IV - Ou seja, se a indemnização já foi fixada em valor actualizado à data da sentença, não podem ser arbitrados juros desde a data da citação que é anterior, porque tal se traduziria num enriquecimento ilícito do lesado.
V - Se o juiz arbitra juros apenas a partir da data da decisão em relação à indemnização por danos não patrimoniais, tem não só de dizer expressamente como de demonstrar, na sentença, que fixou a indemnização de forma actualizada. Só assim pode aplicar a doutrina do Ac. UJ acima citado. Não se pode presumir que os danos não patrimoniais fixados na sentença são actualizados.
VI - Assim, se o juiz não explica, nem demonstra, que tenha fixado a indemnização por danos não patrimoniais de forma actualizada, são devidos juros desde a citação, por aplicação das disposições conjugadas dos citados artºs 566º, nº 2 e 805º, nº 3 do CC.”
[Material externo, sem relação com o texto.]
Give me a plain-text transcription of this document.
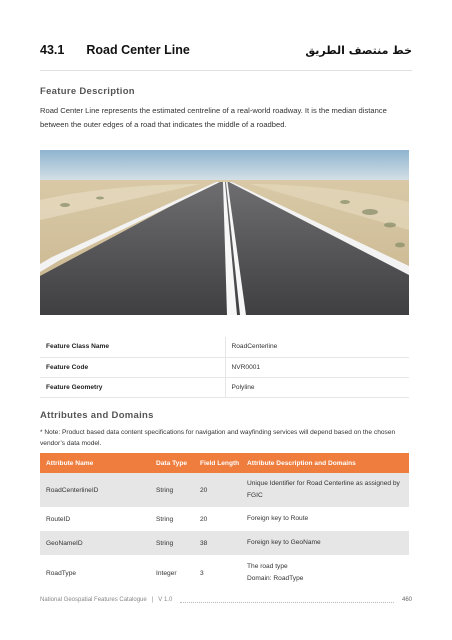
43.1 Road Center Line	خط منتصف الطريق
Feature Description
Road Center Line represents the estimated centreline of a real-world roadway. It is the median distance between the outer edges of a road that indicates the middle of a roadbed.
Feature Class Name	RoadCenterline
Feature Code	NVR0001
Feature Geometry	Polyline
Attributes and Domains
* Note: Product based data content specifications for navigation and wayfinding services will depend based on the chosen vendor’s data model.
Attribute Name	Data Type	Field Length	Attribute Description and Domains
RoadCenterlineID	String	20	Unique Identifier for Road Centerline as assigned by FGIC

RouteID	String	20	Foreign key to Route

GeoNameID	String	38	Foreign key to GeoName

RoadType	Integer	3	The road type
Domain: RoadType
National Geospatial Features Catalogue | V 1.0	460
No acórdão da Relação de Évora, de 14/01/2021 (Sequinho dos Santos) foi referido:
“Pode acontecer que uma sentença não proceda ao cálculo do montante de uma indemnização por danos não patrimoniais com referência à data da sua prolação, ou seja, a um cálculo actualizado dos mesmos danos, não obstante basear-se necessariamente no critério de equidade estabelecido no artigo 496.º, n.º 4, 1.ª parte, do CC. Nessa hipótese, não tem aplicação a jurisprudência fixada pelo Acórdão de Uniformização de Jurisprudência n.º 4/2002, contando-se os juros de mora a partir da citação, nos termos do artigo 805.º, n.º 3, 2.ª parte, do CC.”
No acórdão do STJ, de 26/02/2004 (Salvador da Costa) é esclarecido:
“1. A função dos juros moratórios é essencialmente indemnizatória do dano do lesado decorrente do atraso de cumprimento da concernente obrigação pecuniária, aferida em fixação de jurisprudência sob a envolvência de actualização correspondente à depreciação da moeda.